I don't know exactly why shipping companies are so expensive in Scandinavia. Part of it is of course high tax and insurance cost, but that can't explain the entire difference in cost compared to doing it your self. Maybe shipping is unattractive as a job for various reasons, so we have an undersupply of shipping companies?
And you're definitly right that my post is cherry picking galore. I should have underlied that it was more of a hunch! I don't have data to answer the question whether people in general could gain by moving more of their consumption of the market (or vice versa: gain by moving things they now do with in their network unto the market). What I do have is my single data point, and I've been finding a lot of ways to reduce how much I need to labor to be able to satisfy my needs by growing my network at the expense of my salaried career. (After having the realisation I share in the post, I've also expanded my network to supply me with food, and I've set up so I can loan a car instead of buying it.)
So the point I'm trying to make is a slightly different one than "trust is massively more effective than markets". Its that one can have a higher marginal return on ones time if one consciously explore if what one wants to consume can best be served by the market or by one's network. For me, I've been able to get higher returns by investing more in growing my network. (Though there are some things that I now do outside of markets that might be better served by the market!) But again, that's one data point, and one has to go case by case. My intuition though is that since that more people could gain, given that for example the shipping companies operate though one can easily beat them by a wide margin by having (cultivating) good friends. And I thought that could be useful to share.
Good points! I agree with everything, and the way you puts it is clearer.
You're definietly right that markets do not reduce trust. That was a bad turn of phrase: what I tried to say, and what I think you are saying, is that markets enables transactions with lower levels of personal trust.
And it is very true that markets are great enablers when they allow you to do things not possiblie within your network. Expanding my network to include someone with a truck might (or might not) be an efficient investment for me, for example. I don't think it would be rational to exit the market. But it is important to remember that there is another direction one can look in, and that sometimes investing in growing your network is more efficient than raising your salary.
Hi, my name his Henrik.
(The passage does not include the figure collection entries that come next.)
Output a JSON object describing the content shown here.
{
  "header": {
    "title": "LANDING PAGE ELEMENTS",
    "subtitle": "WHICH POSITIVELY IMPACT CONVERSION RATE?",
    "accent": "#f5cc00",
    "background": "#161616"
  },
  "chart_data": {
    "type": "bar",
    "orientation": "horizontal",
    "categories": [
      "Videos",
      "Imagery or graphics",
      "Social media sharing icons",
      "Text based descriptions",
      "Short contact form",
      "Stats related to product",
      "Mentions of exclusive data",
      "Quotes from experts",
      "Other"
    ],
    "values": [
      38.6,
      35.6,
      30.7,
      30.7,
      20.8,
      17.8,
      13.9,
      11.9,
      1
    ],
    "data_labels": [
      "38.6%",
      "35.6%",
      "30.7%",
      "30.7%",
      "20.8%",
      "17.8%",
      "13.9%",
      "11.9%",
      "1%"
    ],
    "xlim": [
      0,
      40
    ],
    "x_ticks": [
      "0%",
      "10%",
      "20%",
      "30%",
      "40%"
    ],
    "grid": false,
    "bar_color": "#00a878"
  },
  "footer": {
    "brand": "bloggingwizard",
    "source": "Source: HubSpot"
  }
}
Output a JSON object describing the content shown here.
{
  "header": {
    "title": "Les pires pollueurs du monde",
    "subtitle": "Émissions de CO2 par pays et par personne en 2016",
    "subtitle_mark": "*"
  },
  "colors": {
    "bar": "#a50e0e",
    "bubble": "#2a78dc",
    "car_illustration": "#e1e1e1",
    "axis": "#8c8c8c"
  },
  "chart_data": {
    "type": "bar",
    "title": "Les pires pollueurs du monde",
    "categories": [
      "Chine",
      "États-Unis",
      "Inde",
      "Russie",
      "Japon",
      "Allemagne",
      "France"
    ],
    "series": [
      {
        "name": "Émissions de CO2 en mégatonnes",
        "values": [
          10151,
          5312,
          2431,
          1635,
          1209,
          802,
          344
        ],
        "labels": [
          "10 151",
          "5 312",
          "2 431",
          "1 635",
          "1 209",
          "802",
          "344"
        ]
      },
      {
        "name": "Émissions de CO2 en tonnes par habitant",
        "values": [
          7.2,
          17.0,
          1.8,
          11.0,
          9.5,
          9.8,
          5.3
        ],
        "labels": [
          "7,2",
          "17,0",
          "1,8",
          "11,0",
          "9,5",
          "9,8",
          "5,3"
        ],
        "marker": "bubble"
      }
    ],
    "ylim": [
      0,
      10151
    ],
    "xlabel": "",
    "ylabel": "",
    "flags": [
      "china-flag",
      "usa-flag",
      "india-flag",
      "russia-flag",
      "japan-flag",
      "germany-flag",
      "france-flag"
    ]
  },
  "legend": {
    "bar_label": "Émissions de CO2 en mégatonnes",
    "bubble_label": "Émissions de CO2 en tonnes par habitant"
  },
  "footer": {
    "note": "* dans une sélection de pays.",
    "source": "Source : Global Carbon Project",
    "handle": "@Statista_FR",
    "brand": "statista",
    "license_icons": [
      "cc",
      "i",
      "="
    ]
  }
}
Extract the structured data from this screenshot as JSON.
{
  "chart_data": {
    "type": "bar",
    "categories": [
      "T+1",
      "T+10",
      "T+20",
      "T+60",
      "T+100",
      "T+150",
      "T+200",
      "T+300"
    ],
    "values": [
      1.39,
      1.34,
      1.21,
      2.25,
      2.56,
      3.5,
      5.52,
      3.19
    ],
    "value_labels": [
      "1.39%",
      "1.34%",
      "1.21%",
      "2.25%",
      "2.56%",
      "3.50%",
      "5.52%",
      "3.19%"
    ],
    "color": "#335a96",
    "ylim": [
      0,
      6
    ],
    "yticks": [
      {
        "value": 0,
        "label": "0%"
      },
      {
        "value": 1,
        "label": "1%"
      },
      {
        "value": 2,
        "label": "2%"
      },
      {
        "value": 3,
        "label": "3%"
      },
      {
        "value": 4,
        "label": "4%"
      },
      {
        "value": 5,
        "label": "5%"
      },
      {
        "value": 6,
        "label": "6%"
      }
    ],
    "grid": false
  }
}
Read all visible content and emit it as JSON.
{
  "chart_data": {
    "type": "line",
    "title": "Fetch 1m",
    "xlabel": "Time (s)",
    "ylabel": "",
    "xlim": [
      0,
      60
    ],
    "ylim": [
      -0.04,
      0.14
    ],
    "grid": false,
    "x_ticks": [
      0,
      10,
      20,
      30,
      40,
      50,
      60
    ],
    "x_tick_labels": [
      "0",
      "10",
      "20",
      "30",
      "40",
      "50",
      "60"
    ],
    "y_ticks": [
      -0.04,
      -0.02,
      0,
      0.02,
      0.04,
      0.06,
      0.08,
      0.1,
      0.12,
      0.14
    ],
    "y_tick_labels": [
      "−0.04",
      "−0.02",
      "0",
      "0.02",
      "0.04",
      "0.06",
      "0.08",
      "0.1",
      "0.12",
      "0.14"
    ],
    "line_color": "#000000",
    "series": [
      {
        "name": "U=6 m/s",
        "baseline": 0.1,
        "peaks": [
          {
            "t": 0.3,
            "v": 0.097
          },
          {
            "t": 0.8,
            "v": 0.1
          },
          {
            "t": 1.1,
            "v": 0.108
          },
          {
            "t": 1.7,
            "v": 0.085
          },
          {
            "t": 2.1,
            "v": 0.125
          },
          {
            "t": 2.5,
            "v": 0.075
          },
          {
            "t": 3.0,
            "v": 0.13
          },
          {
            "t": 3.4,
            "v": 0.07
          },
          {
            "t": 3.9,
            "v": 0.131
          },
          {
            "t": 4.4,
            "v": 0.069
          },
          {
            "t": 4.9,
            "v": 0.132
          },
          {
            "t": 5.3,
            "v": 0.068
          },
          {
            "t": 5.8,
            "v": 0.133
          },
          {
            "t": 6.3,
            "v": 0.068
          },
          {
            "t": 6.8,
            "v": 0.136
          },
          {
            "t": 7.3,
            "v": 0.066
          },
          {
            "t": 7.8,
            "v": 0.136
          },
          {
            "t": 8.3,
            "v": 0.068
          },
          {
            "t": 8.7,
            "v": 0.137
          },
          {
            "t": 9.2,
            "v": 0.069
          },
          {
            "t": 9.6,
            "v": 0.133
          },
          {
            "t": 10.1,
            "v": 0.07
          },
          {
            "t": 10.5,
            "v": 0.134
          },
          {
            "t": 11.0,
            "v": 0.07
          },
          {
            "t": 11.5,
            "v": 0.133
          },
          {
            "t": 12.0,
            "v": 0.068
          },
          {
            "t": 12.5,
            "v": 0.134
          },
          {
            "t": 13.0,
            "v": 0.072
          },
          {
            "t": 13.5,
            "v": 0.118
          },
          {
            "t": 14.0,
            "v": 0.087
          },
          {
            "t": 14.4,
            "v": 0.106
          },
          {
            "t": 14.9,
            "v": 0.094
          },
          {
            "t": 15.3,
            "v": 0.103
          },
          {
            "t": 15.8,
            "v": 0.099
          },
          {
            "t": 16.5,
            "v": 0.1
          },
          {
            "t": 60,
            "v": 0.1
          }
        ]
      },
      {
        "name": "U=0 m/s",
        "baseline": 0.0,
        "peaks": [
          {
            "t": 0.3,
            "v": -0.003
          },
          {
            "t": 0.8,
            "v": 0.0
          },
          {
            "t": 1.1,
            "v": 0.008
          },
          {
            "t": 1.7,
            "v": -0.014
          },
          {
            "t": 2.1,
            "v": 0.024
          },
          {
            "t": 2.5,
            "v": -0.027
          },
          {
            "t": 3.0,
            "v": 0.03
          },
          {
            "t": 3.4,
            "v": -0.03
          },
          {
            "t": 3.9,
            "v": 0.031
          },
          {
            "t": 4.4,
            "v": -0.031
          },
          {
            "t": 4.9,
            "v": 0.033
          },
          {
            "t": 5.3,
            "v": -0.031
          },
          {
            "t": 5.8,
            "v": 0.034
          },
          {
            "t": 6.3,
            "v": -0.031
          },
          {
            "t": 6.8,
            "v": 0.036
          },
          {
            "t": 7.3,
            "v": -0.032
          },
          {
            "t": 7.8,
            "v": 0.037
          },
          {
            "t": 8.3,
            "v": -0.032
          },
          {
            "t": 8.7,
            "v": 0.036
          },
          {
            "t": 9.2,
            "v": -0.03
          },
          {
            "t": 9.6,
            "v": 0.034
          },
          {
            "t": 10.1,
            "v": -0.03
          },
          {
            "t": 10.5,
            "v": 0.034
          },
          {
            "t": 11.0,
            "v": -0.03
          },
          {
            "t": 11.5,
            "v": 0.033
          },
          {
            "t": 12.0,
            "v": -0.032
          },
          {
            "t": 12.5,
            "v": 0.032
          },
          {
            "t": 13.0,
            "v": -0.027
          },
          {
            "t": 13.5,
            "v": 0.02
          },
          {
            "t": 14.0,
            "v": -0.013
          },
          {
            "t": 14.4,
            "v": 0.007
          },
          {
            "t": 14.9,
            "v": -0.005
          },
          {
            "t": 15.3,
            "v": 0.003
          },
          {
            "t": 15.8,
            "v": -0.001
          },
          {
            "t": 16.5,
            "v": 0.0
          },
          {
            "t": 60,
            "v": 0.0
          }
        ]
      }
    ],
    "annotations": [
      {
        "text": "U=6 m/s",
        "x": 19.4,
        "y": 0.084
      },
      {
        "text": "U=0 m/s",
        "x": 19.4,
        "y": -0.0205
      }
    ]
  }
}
I've been lurking here for a long time, and today finally dared write something myself. I have been looking for a community like this for a long time, and I'm so grateful for being able to listen in to all the conversations happening. Emerging oneself in a better culture can really bring out good things in oneself. The last few months, after hanging out here, it feels like my thoughts are moving in new, orthogonal and fruitful directions. I just want to say my thanks to all the people working to make sure that this bubble can exist.